In diagnosing a patient presented with paralysis of the limbs, mental change seems to be an important difference between brain lesions and spinal cord lesions. First of all, careful neurological examinations should be done to exclude a spinal cord lesion although it is very rare.
In the first case, postoperative MR demonstrated permanent cord damage and the patient’s paralysis of the legs did not improve. It seems to be due to irreversible spinal cord damage caused by severe spinal cord compression in the early stage.
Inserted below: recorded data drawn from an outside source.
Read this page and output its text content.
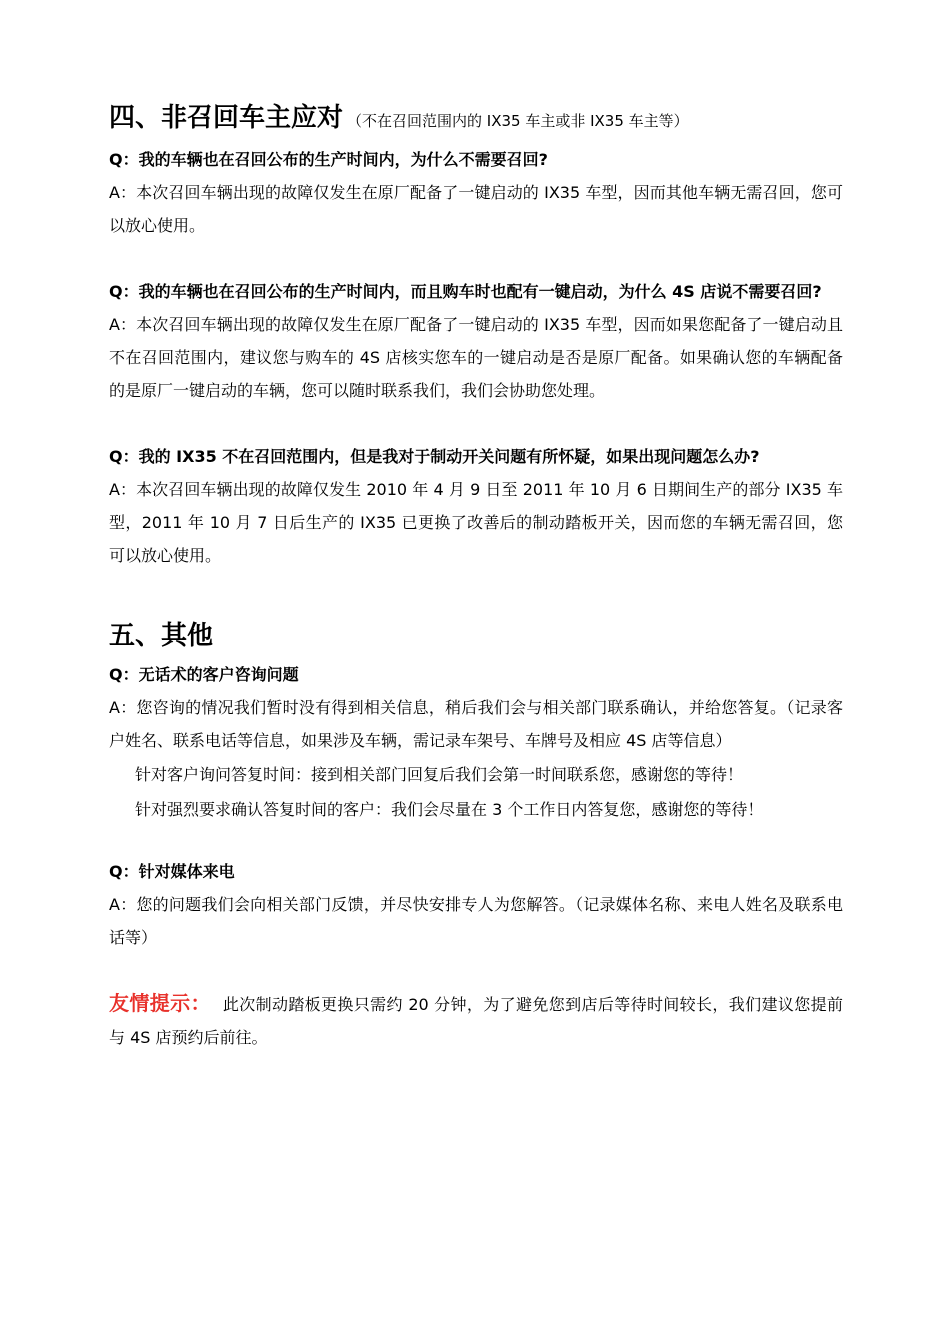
四、非召回车主应对 （不在召回范围内的 IX35 车主或非 IX35 车主等）

Q：我的车辆也在召回公布的生产时间内，为什么不需要召回?

A：本次召回车辆出现的故障仅发生在原厂配备了一键启动的 IX35 车型，因而其他车辆无需召回，您可以放心使用。

Q：我的车辆也在召回公布的生产时间内，而且购车时也配有一键启动，为什么 4S 店说不需要召回?

A：本次召回车辆出现的故障仅发生在原厂配备了一键启动的 IX35 车型，因而如果您配备了一键启动且不在召回范围内，建议您与购车的 4S 店核实您车的一键启动是否是原厂配备。如果确认您的车辆配备的是原厂一键启动的车辆，您可以随时联系我们，我们会协助您处理。

Q：我的 IX35 不在召回范围内，但是我对于制动开关问题有所怀疑，如果出现问题怎么办?

A：本次召回车辆出现的故障仅发生 2010 年 4 月 9 日至 2011 年 10 月 6 日期间生产的部分 IX35 车型，2011 年 10 月 7 日后生产的 IX35 已更换了改善后的制动踏板开关，因而您的车辆无需召回，您可以放心使用。

五、其他

Q：无话术的客户咨询问题

A：您咨询的情况我们暂时没有得到相关信息，稍后我们会与相关部门联系确认，并给您答复。（记录客户姓名、联系电话等信息，如果涉及车辆，需记录车架号、车牌号及相应 4S 店等信息）

针对客户询问答复时间：接到相关部门回复后我们会第一时间联系您，感谢您的等待！

针对强烈要求确认答复时间的客户：我们会尽量在 3 个工作日内答复您，感谢您的等待！

Q：针对媒体来电

A：您的问题我们会向相关部门反馈，并尽快安排专人为您解答。（记录媒体名称、来电人姓名及联系电话等）

友情提示： 此次制动踏板更换只需约 20 分钟，为了避免您到店后等待时间较长，我们建议您提前与 4S 店预约后前往。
However, in the second case, postoperative MR showed decreased cord edema and the patient recovered completely.
Our two cases suggest that surgical decompression should be performed as early as possible to prevent permanent neurological deficit in a patient with non-traumatic, soft cervical disc herniation presented with acute paralysis of the limbs.

CONCLUSION

Our cases suggest that surgical decompression should be performed as early as possible before irreversible spinal cord damage occurs in patients with acute paralysis due to spinal cord compression of soft cervical disc herniation

CONFLICTS OF INTEREST

No potential conflict of interest relevant to this article was reported.

Fig. 1.
Preoperative, T2-weighted, sagittal (A) and axial (B) magnetic resonance images (MRI) of the cervical spine shows severe cord compression caused by huge, soft central disc extrusion (white arrow) at the C6-7 level. The 3 days after surgery, T2-weighted, sagittal (C) and axial (D) image shows that the disc material was removed, but cord signal change and diffuse cord edema to upper thoracic level under the lesion developed. The 4 months after surgery, T2-weighted, sagittal (E) and axial (F) MRI shows complete disappearance of diffuse cord edema under the lesion, but distinct, patched cord signal change of the C6-7 level.
nerve-2023-00395f1.jpg
Fig. 2.
Preoperative, T2-weighted sagittal (A) and axial (B) magnetic resonance images (MRI) of the cervical spine shows severe cord compression by right-sided, superior migrated, large disc herniation and cord edema at the C6-7 level (white arrow). The 4 months after surgery, T2-weighted, sagittal (C) and axial (D) MRI shows right-sided, focal cord signal change of the C6-7 level.